I chatted with some workers there, inquiring about evening events. Unfortunately for me, evening events had been cancelled and would not restart until April. I was left without evening plans.
Still sweaty and tired and hungry, I made my way to the hotel. I was allowed to cut through Chichen Itza, and after some trouble, I finally found my hotel.
There was still time until dinner began, so I decided to go for a swim in the pool in the open central courtyard of the hotel. It was cold, and it got dark rather quickly, but swimming and looking up at the stars was a nice, refreshing experience.
Cleansed from the day, it was finally time to eat. I sat among the various parties in the dining area. The Italians. The Americans. The Spaniards. The Japanese. The Mexicans. Each to their own table. Each celebrating the new year in their own way. I enjoyed beers and a bottle of red wine from Chile. And then came the food. Aztec soup with tortillas, avocado, and tomatoes. The tortillas and guacamole. The pesto pasta.
I observed others. I ate my meal. I sat in complete contentment of a day well-spent. I chatted with the workers when time allowed.
Drinks and food ceased early, but it was still not time for bed. I made my way to the WiFi area of the hotel, to chat with friends and family scattered about the world and celebrate the new year. I sent wishes to them, they returned the wishes back. Thousands of miles from friends, I was not alone.

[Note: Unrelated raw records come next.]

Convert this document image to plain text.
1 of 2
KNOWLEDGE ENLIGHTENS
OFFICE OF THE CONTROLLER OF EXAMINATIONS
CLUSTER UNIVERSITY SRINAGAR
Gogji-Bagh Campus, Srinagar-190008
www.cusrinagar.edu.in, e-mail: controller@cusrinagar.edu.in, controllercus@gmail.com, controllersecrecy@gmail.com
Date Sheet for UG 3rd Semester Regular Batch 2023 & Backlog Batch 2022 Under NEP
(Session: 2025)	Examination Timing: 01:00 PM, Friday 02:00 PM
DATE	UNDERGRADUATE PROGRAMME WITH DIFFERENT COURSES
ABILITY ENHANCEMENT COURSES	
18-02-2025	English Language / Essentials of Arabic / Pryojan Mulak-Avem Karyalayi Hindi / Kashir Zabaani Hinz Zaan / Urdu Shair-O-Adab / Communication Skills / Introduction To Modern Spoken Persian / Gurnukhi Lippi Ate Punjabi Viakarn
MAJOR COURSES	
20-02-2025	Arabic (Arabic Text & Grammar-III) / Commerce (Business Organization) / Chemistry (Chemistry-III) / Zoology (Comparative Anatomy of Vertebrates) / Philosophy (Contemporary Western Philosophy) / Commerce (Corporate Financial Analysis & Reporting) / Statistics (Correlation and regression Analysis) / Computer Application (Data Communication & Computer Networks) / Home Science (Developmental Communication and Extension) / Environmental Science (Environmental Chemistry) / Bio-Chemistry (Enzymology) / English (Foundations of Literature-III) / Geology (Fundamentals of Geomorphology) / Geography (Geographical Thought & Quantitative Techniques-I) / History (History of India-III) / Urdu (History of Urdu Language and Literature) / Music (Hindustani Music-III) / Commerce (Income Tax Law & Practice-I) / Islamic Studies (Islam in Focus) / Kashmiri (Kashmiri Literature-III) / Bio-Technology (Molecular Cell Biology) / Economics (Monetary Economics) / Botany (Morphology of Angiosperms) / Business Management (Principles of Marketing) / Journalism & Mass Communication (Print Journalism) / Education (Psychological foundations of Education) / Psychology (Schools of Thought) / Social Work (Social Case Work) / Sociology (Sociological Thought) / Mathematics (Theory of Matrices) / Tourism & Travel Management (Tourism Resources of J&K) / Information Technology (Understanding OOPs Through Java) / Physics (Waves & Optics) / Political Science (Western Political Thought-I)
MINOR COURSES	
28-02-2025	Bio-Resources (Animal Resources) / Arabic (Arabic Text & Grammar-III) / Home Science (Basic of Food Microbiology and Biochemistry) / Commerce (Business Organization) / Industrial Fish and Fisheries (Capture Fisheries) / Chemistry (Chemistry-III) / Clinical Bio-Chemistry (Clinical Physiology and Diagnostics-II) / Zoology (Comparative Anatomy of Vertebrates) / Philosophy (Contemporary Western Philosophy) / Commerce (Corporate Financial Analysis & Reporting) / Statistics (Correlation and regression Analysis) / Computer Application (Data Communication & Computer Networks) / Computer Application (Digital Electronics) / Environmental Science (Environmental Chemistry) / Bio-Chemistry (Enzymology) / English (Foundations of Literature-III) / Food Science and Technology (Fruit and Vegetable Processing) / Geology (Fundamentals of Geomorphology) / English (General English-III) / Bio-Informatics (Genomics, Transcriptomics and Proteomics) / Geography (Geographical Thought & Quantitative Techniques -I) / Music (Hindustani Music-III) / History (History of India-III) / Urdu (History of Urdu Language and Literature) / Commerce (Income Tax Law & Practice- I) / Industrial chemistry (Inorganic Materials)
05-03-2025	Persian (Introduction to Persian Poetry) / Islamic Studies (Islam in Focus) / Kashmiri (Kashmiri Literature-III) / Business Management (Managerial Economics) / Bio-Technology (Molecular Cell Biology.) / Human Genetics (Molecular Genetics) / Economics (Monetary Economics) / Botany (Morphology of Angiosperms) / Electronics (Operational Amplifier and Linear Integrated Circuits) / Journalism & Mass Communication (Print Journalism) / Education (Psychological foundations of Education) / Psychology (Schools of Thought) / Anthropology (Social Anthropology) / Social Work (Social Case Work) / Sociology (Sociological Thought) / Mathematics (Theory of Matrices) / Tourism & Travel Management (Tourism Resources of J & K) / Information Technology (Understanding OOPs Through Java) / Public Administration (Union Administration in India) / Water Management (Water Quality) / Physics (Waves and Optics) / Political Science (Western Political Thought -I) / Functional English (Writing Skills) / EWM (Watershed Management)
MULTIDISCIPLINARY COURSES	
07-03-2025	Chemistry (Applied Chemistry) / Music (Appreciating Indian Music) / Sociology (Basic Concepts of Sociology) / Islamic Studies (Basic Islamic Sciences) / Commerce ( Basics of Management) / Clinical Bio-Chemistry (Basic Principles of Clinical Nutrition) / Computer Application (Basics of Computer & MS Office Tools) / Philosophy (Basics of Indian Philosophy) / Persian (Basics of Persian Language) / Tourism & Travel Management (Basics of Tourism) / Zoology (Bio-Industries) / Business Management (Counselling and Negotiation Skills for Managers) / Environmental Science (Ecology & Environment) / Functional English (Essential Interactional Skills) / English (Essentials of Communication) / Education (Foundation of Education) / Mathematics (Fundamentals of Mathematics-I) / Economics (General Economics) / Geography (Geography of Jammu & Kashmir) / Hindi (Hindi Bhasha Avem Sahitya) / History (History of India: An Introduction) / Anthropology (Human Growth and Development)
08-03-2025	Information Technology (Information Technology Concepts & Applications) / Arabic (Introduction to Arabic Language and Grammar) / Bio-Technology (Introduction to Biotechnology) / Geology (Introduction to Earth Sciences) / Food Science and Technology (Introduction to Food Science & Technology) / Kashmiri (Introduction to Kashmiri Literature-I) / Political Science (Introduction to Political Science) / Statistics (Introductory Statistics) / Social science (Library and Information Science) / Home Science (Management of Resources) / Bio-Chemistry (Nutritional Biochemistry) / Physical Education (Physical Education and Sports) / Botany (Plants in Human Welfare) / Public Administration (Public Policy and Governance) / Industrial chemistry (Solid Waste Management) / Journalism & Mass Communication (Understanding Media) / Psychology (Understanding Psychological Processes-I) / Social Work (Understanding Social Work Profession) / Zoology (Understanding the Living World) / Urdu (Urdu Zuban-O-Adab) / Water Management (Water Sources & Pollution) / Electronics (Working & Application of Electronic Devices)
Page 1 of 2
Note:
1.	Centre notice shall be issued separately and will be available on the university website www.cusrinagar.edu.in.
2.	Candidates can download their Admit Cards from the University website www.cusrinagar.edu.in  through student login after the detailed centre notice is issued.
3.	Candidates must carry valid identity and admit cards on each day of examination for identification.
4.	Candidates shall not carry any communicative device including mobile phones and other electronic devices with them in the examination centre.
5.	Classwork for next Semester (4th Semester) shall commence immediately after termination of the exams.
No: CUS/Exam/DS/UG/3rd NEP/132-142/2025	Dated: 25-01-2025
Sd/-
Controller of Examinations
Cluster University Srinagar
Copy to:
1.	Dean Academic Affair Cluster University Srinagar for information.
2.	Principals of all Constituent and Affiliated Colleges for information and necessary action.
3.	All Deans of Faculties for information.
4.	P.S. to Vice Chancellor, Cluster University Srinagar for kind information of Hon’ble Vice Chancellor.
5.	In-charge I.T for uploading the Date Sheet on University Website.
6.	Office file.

Just after midnight, the Americans sitting to the right of me at dinner returned from the other hotel where dancing was to take place. They sat with me to partake in the WiFi as well, and we got to chatting. They were all in California. None of them related the way I thought, but I could not discern how they came to be together. The young woman applying to medical school. The elder gentleman an AIDs researcher from Stanford who worked in Zimbabwe. The older woman an anthro undergrad major turned psychiatrist. We were then joined by another couple, among them the daughter of an anthropologist who grew up in Romania.
We all spent about an hour or so talking, being friendly, being social. I even helped the gentleman purchase his airfare, my good deed of the year accomplished quite early.
The new year celebrated, it was time to turn in. Though I did not have much planned for the next day, I knew rest would be welcome.